コーティング技術がなかった当時は、ルドルフ博士もプラナータイプがここまで標準レンズのまさに標準になるとは思わなかったでしょうね。中将姫さんのこの記事を見ていて、自分のHPのレンズの歴史が中途半端で終わったままなのを思い出して、自己嫌悪に陥ってます。
2007/10/13 Sat| URL | kinoplasmat [ 編集 ]
本当です。

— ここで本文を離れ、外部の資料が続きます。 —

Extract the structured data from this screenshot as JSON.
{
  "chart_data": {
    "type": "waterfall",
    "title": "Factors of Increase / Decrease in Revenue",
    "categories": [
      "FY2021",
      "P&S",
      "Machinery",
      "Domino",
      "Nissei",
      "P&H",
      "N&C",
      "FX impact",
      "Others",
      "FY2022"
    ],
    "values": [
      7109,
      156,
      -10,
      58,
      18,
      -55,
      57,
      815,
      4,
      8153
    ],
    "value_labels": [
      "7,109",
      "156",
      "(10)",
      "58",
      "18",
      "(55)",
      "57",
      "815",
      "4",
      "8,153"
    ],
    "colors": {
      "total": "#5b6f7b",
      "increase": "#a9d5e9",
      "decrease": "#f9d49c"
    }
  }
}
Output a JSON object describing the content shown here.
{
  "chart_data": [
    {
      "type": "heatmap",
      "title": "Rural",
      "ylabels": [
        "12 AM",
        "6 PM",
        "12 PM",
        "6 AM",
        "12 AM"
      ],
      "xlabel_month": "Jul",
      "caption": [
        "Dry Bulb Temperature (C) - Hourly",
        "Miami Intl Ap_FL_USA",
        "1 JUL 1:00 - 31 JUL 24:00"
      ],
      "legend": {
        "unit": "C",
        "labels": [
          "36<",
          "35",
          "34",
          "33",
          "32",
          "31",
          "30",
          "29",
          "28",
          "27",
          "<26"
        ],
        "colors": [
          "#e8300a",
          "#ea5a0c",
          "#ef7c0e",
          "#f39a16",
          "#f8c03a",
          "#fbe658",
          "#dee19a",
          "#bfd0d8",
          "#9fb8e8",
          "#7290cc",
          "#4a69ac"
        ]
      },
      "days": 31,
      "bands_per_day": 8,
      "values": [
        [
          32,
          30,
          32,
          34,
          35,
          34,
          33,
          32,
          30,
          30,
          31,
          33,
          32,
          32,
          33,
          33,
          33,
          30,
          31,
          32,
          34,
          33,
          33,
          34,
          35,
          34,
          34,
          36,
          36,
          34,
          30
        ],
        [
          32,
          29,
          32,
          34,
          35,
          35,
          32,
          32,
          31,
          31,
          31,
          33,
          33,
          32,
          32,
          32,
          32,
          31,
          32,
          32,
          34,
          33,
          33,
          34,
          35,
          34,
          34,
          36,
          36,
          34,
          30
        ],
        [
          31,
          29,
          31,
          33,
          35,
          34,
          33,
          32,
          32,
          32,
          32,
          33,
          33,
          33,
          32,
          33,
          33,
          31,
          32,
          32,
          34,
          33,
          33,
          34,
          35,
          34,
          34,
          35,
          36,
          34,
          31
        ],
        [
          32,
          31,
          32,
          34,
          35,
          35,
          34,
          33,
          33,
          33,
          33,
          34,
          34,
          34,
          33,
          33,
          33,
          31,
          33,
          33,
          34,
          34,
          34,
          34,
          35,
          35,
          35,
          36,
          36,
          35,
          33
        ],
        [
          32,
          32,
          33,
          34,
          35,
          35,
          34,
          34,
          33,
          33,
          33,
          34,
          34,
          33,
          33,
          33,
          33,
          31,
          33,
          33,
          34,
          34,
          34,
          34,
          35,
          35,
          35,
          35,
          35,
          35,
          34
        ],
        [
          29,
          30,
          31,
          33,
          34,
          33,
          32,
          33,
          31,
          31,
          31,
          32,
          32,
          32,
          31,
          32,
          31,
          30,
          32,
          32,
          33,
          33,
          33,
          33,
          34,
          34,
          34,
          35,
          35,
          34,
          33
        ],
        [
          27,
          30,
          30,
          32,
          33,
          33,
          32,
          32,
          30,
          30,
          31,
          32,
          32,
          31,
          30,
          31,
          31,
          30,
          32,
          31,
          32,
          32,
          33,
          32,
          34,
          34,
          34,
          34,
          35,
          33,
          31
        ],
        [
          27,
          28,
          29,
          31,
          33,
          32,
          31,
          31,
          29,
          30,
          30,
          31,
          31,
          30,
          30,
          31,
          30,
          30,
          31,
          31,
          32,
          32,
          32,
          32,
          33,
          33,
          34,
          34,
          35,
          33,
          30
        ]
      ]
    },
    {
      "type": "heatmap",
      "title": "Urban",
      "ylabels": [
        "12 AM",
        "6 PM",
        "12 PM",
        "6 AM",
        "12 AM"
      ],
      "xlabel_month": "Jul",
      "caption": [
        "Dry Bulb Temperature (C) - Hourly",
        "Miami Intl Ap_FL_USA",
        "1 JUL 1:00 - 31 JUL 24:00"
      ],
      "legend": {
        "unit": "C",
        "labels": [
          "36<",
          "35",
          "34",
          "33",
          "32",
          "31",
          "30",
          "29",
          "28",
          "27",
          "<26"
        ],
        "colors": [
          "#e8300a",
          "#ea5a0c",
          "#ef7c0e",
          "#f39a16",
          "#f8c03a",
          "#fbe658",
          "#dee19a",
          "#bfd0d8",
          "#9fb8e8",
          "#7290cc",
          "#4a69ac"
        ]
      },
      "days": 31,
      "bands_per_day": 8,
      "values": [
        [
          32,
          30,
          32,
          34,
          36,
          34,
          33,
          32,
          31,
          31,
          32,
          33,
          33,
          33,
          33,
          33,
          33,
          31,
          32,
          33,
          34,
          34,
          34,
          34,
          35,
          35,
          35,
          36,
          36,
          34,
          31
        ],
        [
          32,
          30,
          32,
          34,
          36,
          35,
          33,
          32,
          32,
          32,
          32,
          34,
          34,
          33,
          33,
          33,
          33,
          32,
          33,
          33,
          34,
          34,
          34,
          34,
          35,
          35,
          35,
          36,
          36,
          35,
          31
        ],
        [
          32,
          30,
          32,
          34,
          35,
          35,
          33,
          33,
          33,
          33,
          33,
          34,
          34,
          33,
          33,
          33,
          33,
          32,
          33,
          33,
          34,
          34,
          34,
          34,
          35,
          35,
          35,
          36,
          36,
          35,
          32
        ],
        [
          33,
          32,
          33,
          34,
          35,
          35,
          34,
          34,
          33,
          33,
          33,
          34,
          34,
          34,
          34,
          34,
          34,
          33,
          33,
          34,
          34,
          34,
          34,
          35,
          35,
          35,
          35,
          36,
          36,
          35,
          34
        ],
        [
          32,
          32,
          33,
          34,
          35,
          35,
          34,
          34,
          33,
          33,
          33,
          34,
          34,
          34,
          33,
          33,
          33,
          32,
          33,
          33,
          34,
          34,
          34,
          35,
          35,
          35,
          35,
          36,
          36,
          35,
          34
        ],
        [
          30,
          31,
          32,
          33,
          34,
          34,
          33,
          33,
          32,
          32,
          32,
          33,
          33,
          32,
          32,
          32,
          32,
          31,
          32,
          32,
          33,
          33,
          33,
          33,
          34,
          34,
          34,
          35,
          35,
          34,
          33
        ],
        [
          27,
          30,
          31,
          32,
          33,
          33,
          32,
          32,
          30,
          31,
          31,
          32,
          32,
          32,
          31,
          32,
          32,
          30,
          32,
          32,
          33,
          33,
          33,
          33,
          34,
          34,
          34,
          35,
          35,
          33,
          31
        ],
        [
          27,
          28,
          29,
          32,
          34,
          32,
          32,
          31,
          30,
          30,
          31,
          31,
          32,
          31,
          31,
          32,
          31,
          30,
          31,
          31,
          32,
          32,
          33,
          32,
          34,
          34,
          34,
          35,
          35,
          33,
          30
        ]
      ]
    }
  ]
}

今の50mmレンズが、ダブルガウスタイプばかりと知ったら、どう思ったことでしょうか。
ルドルフ博士は、プラナーの発展性の限界を感じて追求することがなかったのか、すでにダブルガウス自体が存在していたし他に追随する同系レンズがあったからプラナーに愛着がなかったのか、あわせて聞いてみたいと思ってしまいます。

kinoplasmatさんが進めていらっしゃるHPの作業は、アマチュアにはたいへんな大仕事です。
根を詰めてやっていたら嫌になってしまいます。
いろいろなことを並行して進める今のやり方がいいと思います。
ゆっくり行きましょう。
2007/10/13 Sat| URL | 中将姫光学 [ 編集 ]
こんにちは
 中将姫光学さん、こんにちは。

 ツァイスで35ミリでF2.8だと僕も持っているな…なんて思ったら、Biogonでした(僕が使っているのは京セラヤシカのディスタゴンの方です)。

 このふわっとした柔らかい感じはいいですね。
 以前、中将姫光学さんがクラシック・レンズのことを柔らかくて品があると書かれていたことが納得出来ます。
2007/10/18 Thu| URL | NOBU [ 編集 ]
ありがとうございます
NOBU さん、こんばんは。
レンジファインダー用のBiogonは、後玉がええっ?というくらい出っ張っていて、これはゾナー・タイプの広角レンズとしての完成形と言われているようです。
一方恐らくNOBUさんのディスタゴンは逆望遠型で、一眼レフのミラーあたりなどをなくすことには成功しましたが、その分いろいろと制約ができているようです。
それでもディスタゴンはすばらしい写りをすると思いますが、広角レンズのそういった問題を考えて、レンジファインダー機を愛用しているという話はしばしば聞きます。
わたし自身は、そういったことを未だ理解できずにいますので、ぜひディスタゴンの作例も多く見て、違いを認識できるようになりたいと思っています。